Minimum required secrets:

• macOS: APPLE_CERTIFICATE, APPLE_CERTIFICATE_PASSWORD, APPLE_SIGNING_IDENTITY, plus either (APPLE_API_ISSUER + APPLE_API_KEY_ID + APPLE_API_KEY) or (APPLE_ID + APPLE_PASSWORD + APPLE_TEAM_ID) for notarization.
• Windows: depends on signing backend — WINDOWS_CERTIFICATE + WINDOWS_CERTIFICATE_PASSWORD (PFX), or Azure creds for Trusted Signing.
• Tauri updater (if used): TAURI_SIGNING_PRIVATE_KEY, TAURI_SIGNING_PRIVATE_KEY_PASSWORD.

The GITHUB_TOKEN is auto-issued, but the workflow needs permissions: contents: write to publish a Release. If you previously locked workflow permissions to read-only repo-wide, override per-job.

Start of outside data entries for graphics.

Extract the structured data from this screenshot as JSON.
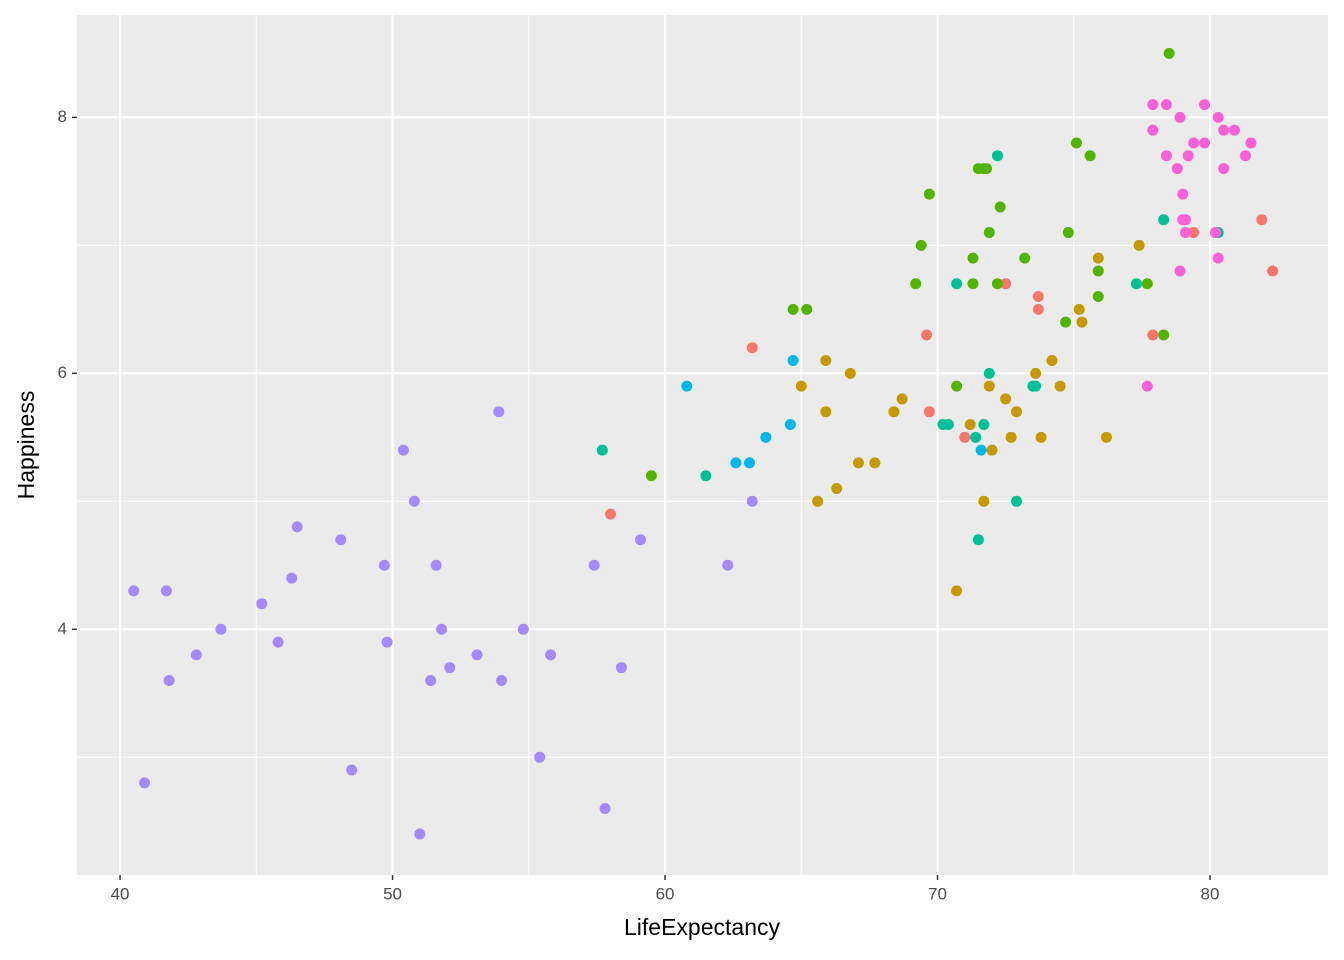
{
  "chart_data": {
    "type": "scatter",
    "x_label": "LifeExpectancy",
    "y_label": "Happiness",
    "xlim": [
      38.42,
      84.33
    ],
    "ylim": [
      2.08,
      8.8
    ],
    "xticks": [
      40,
      50,
      60,
      70,
      80
    ],
    "yticks": [
      4,
      6,
      8
    ],
    "grid": true,
    "series": [
      {
        "color": "#A58AFF",
        "x": [
          40.5,
          40.9,
          41.7,
          41.8,
          42.8,
          43.7,
          45.2,
          45.8,
          46.3,
          46.5,
          48.1,
          48.5,
          49.7,
          49.8,
          50.4,
          50.8,
          51.0,
          51.4,
          51.6,
          51.8,
          52.1,
          53.1,
          53.9,
          54.0,
          54.8,
          55.4,
          55.8,
          57.4,
          57.8,
          58.4,
          59.1,
          62.3,
          63.2
        ],
        "values": [
          4.3,
          2.8,
          4.3,
          3.6,
          3.8,
          4.0,
          4.2,
          3.9,
          4.4,
          4.8,
          4.7,
          2.9,
          4.5,
          3.9,
          5.4,
          5.0,
          2.4,
          3.6,
          4.5,
          4.0,
          3.7,
          3.8,
          5.7,
          3.6,
          4.0,
          3.0,
          3.8,
          4.5,
          2.6,
          3.7,
          4.7,
          4.5,
          5.0
        ]
      },
      {
        "color": "#F8766D",
        "x": [
          58.0,
          63.2,
          69.6,
          69.7,
          71.0,
          72.5,
          73.7,
          73.7,
          77.9,
          79.4,
          81.9,
          82.3
        ],
        "values": [
          4.9,
          6.2,
          6.3,
          5.7,
          5.5,
          6.7,
          6.6,
          6.5,
          6.3,
          7.1,
          7.2,
          6.8
        ]
      },
      {
        "color": "#C49A00",
        "x": [
          65.0,
          65.6,
          65.9,
          65.9,
          66.3,
          66.8,
          67.1,
          67.7,
          68.4,
          68.7,
          70.7,
          71.2,
          71.7,
          71.9,
          72.0,
          72.5,
          72.7,
          72.9,
          73.6,
          73.8,
          74.2,
          74.5,
          75.2,
          75.3,
          75.9,
          76.2,
          77.4
        ],
        "values": [
          5.9,
          5.0,
          6.1,
          5.7,
          5.1,
          6.0,
          5.3,
          5.3,
          5.7,
          5.8,
          4.3,
          5.6,
          5.0,
          5.9,
          5.4,
          5.8,
          5.5,
          5.7,
          6.0,
          5.5,
          6.1,
          5.9,
          6.5,
          6.4,
          6.9,
          5.5,
          7.0
        ]
      },
      {
        "color": "#53B400",
        "x": [
          59.5,
          64.7,
          65.2,
          69.2,
          69.4,
          69.7,
          70.7,
          71.3,
          71.3,
          71.5,
          71.7,
          71.8,
          71.9,
          72.2,
          72.3,
          73.2,
          74.7,
          74.8,
          75.1,
          75.6,
          75.9,
          75.9,
          77.7,
          78.3,
          78.5
        ],
        "values": [
          5.2,
          6.5,
          6.5,
          6.7,
          7.0,
          7.4,
          5.9,
          6.9,
          6.7,
          7.6,
          7.6,
          7.6,
          7.1,
          6.7,
          7.3,
          6.9,
          6.4,
          7.1,
          7.8,
          7.7,
          6.8,
          6.6,
          6.7,
          6.3,
          8.5
        ]
      },
      {
        "color": "#00C094",
        "x": [
          57.7,
          61.5,
          70.2,
          70.4,
          70.7,
          71.4,
          71.5,
          71.7,
          71.9,
          72.2,
          72.9,
          73.5,
          73.6,
          77.3,
          78.3,
          80.3
        ],
        "values": [
          5.4,
          5.2,
          5.6,
          5.6,
          6.7,
          5.5,
          4.7,
          5.6,
          6.0,
          7.7,
          5.0,
          5.9,
          5.9,
          6.7,
          7.2,
          7.1
        ]
      },
      {
        "color": "#00B6EB",
        "x": [
          60.8,
          62.6,
          63.1,
          63.7,
          64.6,
          64.7,
          71.6
        ],
        "values": [
          5.9,
          5.3,
          5.3,
          5.5,
          5.6,
          6.1,
          5.4
        ]
      },
      {
        "color": "#FB61D7",
        "x": [
          77.7,
          77.9,
          77.9,
          78.4,
          78.4,
          78.8,
          78.9,
          78.9,
          79.0,
          79.0,
          79.1,
          79.1,
          79.2,
          79.4,
          79.8,
          79.8,
          80.2,
          80.3,
          80.3,
          80.5,
          80.5,
          80.9,
          81.3,
          81.5
        ],
        "values": [
          5.9,
          8.1,
          7.9,
          8.1,
          7.7,
          7.6,
          8.0,
          6.8,
          7.4,
          7.2,
          7.2,
          7.1,
          7.7,
          7.8,
          8.1,
          7.8,
          7.1,
          8.0,
          6.9,
          7.9,
          7.6,
          7.9,
          7.7,
          7.8
        ]
      }
    ]
  }
}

ARM Linux on GitHub: ubuntu-22.04-arm runners are now GA for public repos. Private repos may still need self-hosted ARM runners — emulated builds take ~1h and routinely flake.

---

7. Common gotchas

• Universal vs single-arch macOS. A non-universal .app runs on either Intel or Apple Silicon, not both. App Store rejects single-arch unless your LSMinimumSystemVersion predates Apple Silicon (it doesn’t).
• codesign --deep is deprecated. Tauri signs nested binaries top-down in the right order. If you patch-sign manually post-bundle, use --options runtime and sign innermost-first.
• Notarization staple step is separate. Submission succeeds but the ticket isn’t embedded until you stapler staple. Without it, offline users see “Apple could not verify…” until they connect.
• MSI vs NSIS — when in doubt, ship NSIS. Smaller, scriptable, cross-compilable, no VBSCRIPT requirement. Only ship MSI when an actual customer has asked for it.
• AppImage glibc baseline. Build on the oldest WebKitGTK-4.1-capable distro you support. There is no way to “lower” glibc after the fact short of rebuilding.
• tauri build ≠ cargo build --release. Bundle steps run after compile. A green cargo build does not mean your installer will build — bundler errors surface late.
• Identifier collisions. Changing identifier between releases breaks auto-update and macOS keychain access. Pick once, keep forever.
• Publisher name = product name. Microsoft Store rejects this. Always set bundle.publisher explicitly.
• DMG icon positions on CI. No WindowServer means osascript window tweaks silently fail. Build the prettified DMG locally if visual layout matters; ship a plain one from CI otherwise.
• tauri ios build on Linux/Windows. Not supported. macOS host only. Run mobile builds on a separate matrix job pinned to macos-latest.

---

Templates

• templates/github-actions-release.yml — drop into .github/workflows/release.yml. Fill in secrets, swap bun for your package manager if needed.
• templates/tauri.conf.bundle.json — merge under your tauri.conf.json > bundle key. Has placeholder identifier, publisher, per-OS signing toggles, and WebView2 + DMG defaults that match what this skill recommends.